Currently, Meatable only produces cultivated pork meat, but intends to explore other protein types like beef. However, in the nearer future, the Dutch company and Love Handle intend to offer products like cold cuts and pork belly which contain more mature and structurally complex cells compared to the typical minced meat products offered by existing alternative protein companies. 

“We’ve already done our tests on the cold cuts. We could produce it with 3D printing, which is relatively easy from a research and development perspective. But everybody knows 3D printing is expensive. You will also have to print every single piece of meat, which you cannot scale. Instead, we do co-culturing, where you grow muscles and fats together in one piece [of meat]. From there you can make more sophisticated products like steaks and pork tenderloins,” explained Meatable’s chief commercial officer Caroline Wilschut in an interview with Eco-Business. 

Are there other viable alternative protein options? 

According to a report published by the United Nations’ Food and Agricultural Organisation (FAO), the production of pork, the necessary inputs like soy feed, and the resultant waste material emits more than 668 million tonnes of carbon dioxide every year, mostly from East and Southeast Asia. Factory pig farming has also been fraught with ethically questionable practices like gestation crates, which severely restrict the animal’s movement and remain a common practice in major pork producing countries like the United States and China. The effluent resulting from factory pig farming has also caused serious water contamination and health issues worldwide, from eastern North Carolina to the small village commune of Phu Ann in Vietnam. 

Pig affluent waste

A waste lagoon in North Carolina filled with pig waste. Image: USDA Natural Resources Conservation Service.

However, cell-based cultivated meats are unlikely to replace factory farmed meat in the near future, as production remains very expensive and difficult to scale. According to non-profit global food think tank Good Food Institute, the four main issues cell-based meat producers like Meatable face are: isolating the correct stem cells for meat production, finding suitable material for the cell culture to grow in, creating a scaffolding structure which will induce the desired cell development and locating the correct bioreactor for the process to take place in. 

Plant-based protein products are a more promising prospect, but are also unlikely to satisfy the market demand for meat as well. Research from Swiss university ETH Zurich suggests that most people still think such products are inferior to their meat versions, and that they are only for consumers with alternative diets like vegans, vegetarians and flexitarians. Though there are signs that such views are changing as plant-based products like IKEA’s plant balls and Burger King’s plant-based Whopper have become increasingly popular and accepted by mainstream audiences, they still form a minority of sales. 
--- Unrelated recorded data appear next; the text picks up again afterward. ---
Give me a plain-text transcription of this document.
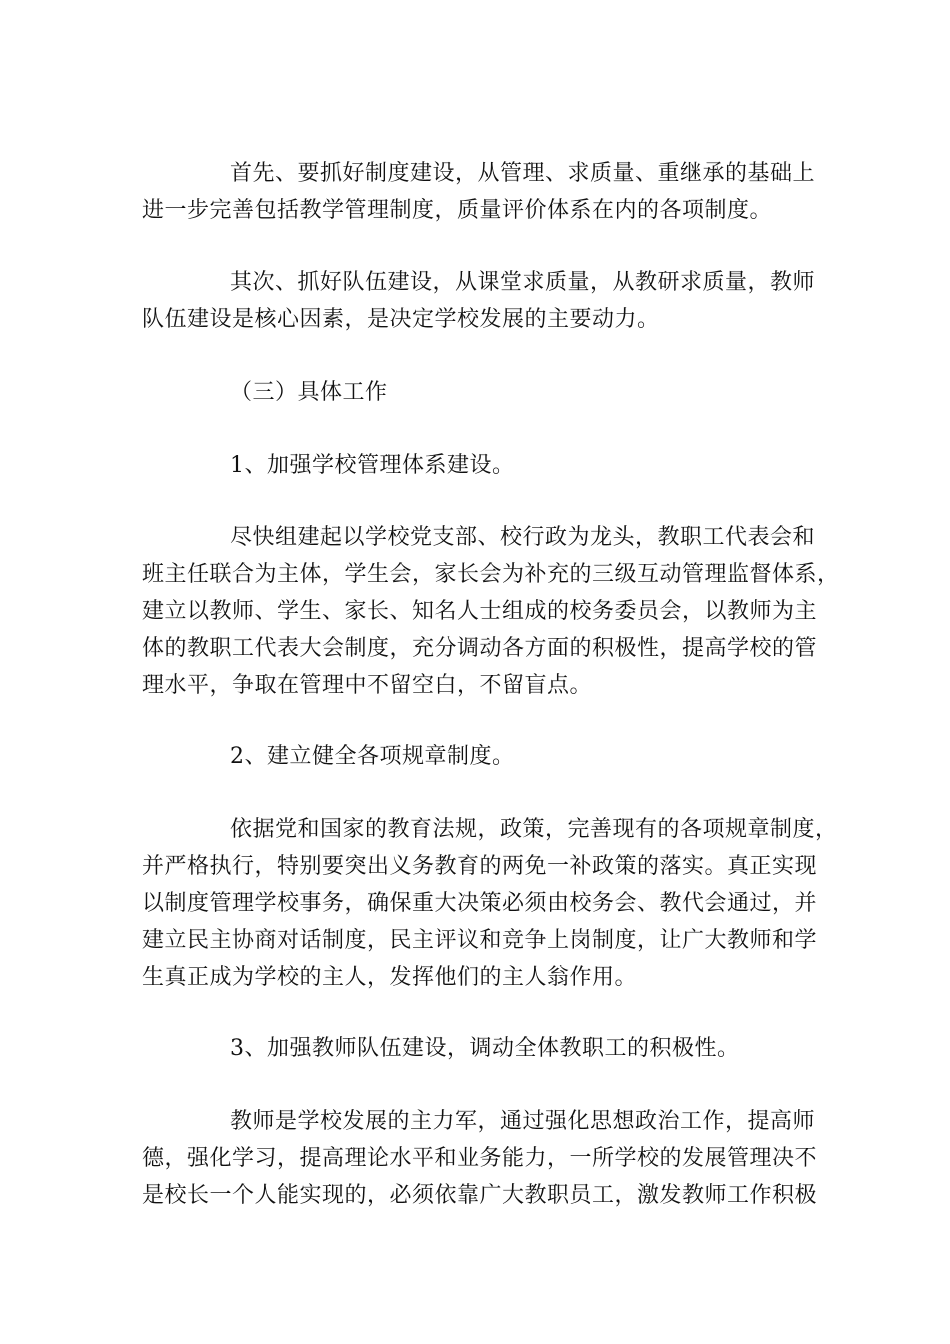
首先、要抓好制度建设，从管理、求质量、重继承的基础上
进一步完善包括教学管理制度，质量评价体系在内的各项制度。
其次、抓好队伍建设，从课堂求质量，从教研求质量，教师
队伍建设是核心因素，是决定学校发展的主要动力。
（三）具体工作
1、加强学校管理体系建设。
尽快组建起以学校党支部、校行政为龙头，教职工代表会和
班主任联合为主体，学生会，家长会为补充的三级互动管理监督体系，
建立以教师、学生、家长、知名人士组成的校务委员会，以教师为主
体的教职工代表大会制度，充分调动各方面的积极性，提高学校的管
理水平，争取在管理中不留空白，不留盲点。
2、建立健全各项规章制度。
依据党和国家的教育法规，政策，完善现有的各项规章制度，
并严格执行，特别要突出义务教育的两免一补政策的落实。真正实现
以制度管理学校事务，确保重大决策必须由校务会、教代会通过，并
建立民主协商对话制度，民主评议和竞争上岗制度，让广大教师和学
生真正成为学校的主人，发挥他们的主人翁作用。
3、加强教师队伍建设，调动全体教职工的积极性。
教师是学校发展的主力军，通过强化思想政治工作，提高师
德，强化学习，提高理论水平和业务能力，一所学校的发展管理决不
是校长一个人能实现的，必须依靠广大教职员工，激发教师工作积极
With a mixture of cell-based cultivated meat and plant-based proteins, Meatable and Love Handle claim they can overcome an environmentally unsustainable farming system and fulfil consumer demand for meat by creating a product which has a taste and texture that appeals to all audiences. 

“I understand that flexitarians will most likely be the first adopters [of our product]. Unfortunately, this is still a small part of the population. I think if you really want to make a positive dent in animal husbandry and the environment by the next generation, your product requires mass adoption, and we think we can deliver that product in terms of taste, because that’s what it comes down to at the end of the day,” Wilschut said.